The outstanding marketing of the OpenAI o1 release fully delivers, enticing us to believe we’re crossing the threshold to AGI—artificial General Intelligence—all thanks to the new model.
What’s their secret sauce? For starters, blowing us away with anthropomorphic language from the first paragraph of the announcement
“We’ve developed a new series of AI models designed to spend more time thinking before they respond.”
“for complex reasoning tasks this is a significant advancement and represents a new level of AI capability. Given this, we are resetting the counter back to 1 and naming this series OpenAI o1.”
That’s the beauty of being the top dog of the AI hype. You get to
Rebrand computing as “thinking.”
Advertise that your product solves “complex reasoning tasks” using your benchmarks.

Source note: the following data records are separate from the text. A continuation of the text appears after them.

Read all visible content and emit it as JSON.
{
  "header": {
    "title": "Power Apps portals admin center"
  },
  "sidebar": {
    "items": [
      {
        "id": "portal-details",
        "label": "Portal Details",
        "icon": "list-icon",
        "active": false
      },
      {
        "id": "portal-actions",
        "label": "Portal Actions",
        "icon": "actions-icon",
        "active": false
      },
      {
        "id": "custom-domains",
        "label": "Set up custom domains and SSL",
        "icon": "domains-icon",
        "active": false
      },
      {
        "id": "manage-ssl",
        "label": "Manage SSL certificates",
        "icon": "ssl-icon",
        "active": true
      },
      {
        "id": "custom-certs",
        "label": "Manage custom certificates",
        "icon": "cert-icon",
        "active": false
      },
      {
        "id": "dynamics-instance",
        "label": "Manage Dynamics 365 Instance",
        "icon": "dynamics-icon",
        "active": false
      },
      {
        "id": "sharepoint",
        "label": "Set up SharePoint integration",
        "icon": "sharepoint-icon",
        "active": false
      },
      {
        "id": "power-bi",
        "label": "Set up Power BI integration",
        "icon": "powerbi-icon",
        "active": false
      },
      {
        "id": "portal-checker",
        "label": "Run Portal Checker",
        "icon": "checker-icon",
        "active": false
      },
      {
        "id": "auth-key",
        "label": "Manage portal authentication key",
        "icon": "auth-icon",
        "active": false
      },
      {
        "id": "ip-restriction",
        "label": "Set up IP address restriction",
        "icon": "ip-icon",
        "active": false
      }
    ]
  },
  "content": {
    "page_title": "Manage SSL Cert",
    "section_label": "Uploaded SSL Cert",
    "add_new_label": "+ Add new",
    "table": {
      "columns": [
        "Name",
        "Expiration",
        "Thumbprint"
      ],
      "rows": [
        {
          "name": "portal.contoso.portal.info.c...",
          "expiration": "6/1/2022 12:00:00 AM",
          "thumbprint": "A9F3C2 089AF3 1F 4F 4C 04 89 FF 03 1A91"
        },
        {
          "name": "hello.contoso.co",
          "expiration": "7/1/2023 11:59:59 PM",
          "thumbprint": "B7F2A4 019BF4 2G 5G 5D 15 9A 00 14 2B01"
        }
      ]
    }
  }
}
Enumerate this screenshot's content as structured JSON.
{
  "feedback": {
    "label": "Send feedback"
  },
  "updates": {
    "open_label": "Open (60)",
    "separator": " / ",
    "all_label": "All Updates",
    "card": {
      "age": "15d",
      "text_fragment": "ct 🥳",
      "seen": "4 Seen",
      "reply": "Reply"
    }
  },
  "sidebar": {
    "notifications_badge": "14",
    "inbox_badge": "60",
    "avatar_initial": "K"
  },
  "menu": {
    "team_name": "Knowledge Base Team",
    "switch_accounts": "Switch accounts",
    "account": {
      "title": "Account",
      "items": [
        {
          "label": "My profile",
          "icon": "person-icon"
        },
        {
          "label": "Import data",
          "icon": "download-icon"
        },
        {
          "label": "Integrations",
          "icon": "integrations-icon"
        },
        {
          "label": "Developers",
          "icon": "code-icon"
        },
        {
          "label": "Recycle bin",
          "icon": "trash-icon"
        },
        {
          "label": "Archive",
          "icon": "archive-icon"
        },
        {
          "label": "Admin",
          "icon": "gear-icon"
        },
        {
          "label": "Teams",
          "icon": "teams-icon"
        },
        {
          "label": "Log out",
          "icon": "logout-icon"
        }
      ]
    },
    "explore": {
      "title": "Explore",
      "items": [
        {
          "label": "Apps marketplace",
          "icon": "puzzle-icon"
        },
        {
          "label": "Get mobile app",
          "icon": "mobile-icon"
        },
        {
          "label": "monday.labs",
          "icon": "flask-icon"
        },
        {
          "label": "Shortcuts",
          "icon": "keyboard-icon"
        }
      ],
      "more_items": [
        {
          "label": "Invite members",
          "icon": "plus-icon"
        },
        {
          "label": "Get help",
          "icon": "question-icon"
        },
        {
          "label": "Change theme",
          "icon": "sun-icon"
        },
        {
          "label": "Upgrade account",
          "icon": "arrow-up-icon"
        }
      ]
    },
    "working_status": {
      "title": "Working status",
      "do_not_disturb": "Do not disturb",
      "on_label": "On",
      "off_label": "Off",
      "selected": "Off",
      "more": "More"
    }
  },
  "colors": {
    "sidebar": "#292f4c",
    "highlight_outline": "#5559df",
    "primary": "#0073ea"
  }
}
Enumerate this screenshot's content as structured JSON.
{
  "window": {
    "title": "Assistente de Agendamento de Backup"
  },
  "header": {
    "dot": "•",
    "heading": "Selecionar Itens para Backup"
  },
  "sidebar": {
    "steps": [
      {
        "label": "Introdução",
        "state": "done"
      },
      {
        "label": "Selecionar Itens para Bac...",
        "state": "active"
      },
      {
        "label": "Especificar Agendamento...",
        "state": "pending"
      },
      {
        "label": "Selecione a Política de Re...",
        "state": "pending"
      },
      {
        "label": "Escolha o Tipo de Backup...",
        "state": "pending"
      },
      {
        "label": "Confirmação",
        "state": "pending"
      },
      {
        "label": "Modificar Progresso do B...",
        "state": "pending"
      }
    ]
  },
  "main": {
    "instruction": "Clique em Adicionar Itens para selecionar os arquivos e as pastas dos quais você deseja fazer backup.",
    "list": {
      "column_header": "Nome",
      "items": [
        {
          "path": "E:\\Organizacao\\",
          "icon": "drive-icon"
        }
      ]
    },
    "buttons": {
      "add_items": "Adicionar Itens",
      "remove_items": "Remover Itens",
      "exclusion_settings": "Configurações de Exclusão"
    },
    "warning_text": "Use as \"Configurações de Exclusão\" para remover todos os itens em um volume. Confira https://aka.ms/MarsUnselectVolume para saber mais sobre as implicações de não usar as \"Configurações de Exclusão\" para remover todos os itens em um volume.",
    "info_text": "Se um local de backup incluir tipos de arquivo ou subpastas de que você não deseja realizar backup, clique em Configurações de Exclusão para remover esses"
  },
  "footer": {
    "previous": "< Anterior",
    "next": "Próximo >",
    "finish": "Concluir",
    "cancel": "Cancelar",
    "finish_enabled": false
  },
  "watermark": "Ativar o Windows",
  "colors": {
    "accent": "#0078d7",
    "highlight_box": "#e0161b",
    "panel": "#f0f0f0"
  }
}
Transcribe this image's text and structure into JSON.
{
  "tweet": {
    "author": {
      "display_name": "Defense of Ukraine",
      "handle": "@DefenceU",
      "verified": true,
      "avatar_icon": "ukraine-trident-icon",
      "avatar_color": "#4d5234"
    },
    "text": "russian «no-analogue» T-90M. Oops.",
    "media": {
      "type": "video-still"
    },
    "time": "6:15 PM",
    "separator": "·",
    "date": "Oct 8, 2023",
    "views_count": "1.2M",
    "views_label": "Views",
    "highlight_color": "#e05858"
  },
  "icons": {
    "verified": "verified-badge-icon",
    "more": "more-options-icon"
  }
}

Promote that you deliver “a new level of AI capability.”
Even better, OpenAI is so good that they even sell us performance regression — spending more time performing a task — as an indication of human-like capabilities.
“We trained these models to spend more time thinking through problems before they respond, much like a person would. Through training, they learn to refine their thinking process, try different strategies, and recognize their mistakes.”
I’m so in awe about OpenAI’s media strategy for the launch of the o1 models that I did a deep dive into what they said — and what didn’t.
Let me share my insights.
Who Is o1 For?
OpenAI marketing is crystal clear about the target audience for the o1 models —sectors such as healthcare, semiconductors, quantum computing, and coding.
Whom it’s for These enhanced reasoning capabilities may be particularly useful if you’re tackling complex problems in science, coding, math, and similar fields. For example, o1 can be used by healthcare researchers to annotate cell sequencing data, by physicists to generate complicated mathematical formulas needed for quantum optics, and by developers in all fields to build and execute multi-step workflows.
OpenAI o1-mini The o1 series excels at accurately generating and debugging complex code. To offer a more efficient solution for developers, we’re also releasing OpenAI o1-mini, a faster, cheaper reasoning model that is particularly effective at coding. As a smaller model, o1-mini is 80% cheaper than o1-preview, making it a powerful, cost-effective model for applications that require reasoning but not broad world knowledge.
Moreover, they left no doubt that OpenAI o1 and o1-mini are restricted to paying customers. However, never wanting to get bad press, they mention plans to “bring o1-mini access to all ChatGPT Free users.”
Like Ferrari, Channel, or Prada, o1 models are not for everybody.
But why the business model change? Because
You don’t make billions from making free products, replacing low-pay call centre workers, or saving minutes on admin tasks.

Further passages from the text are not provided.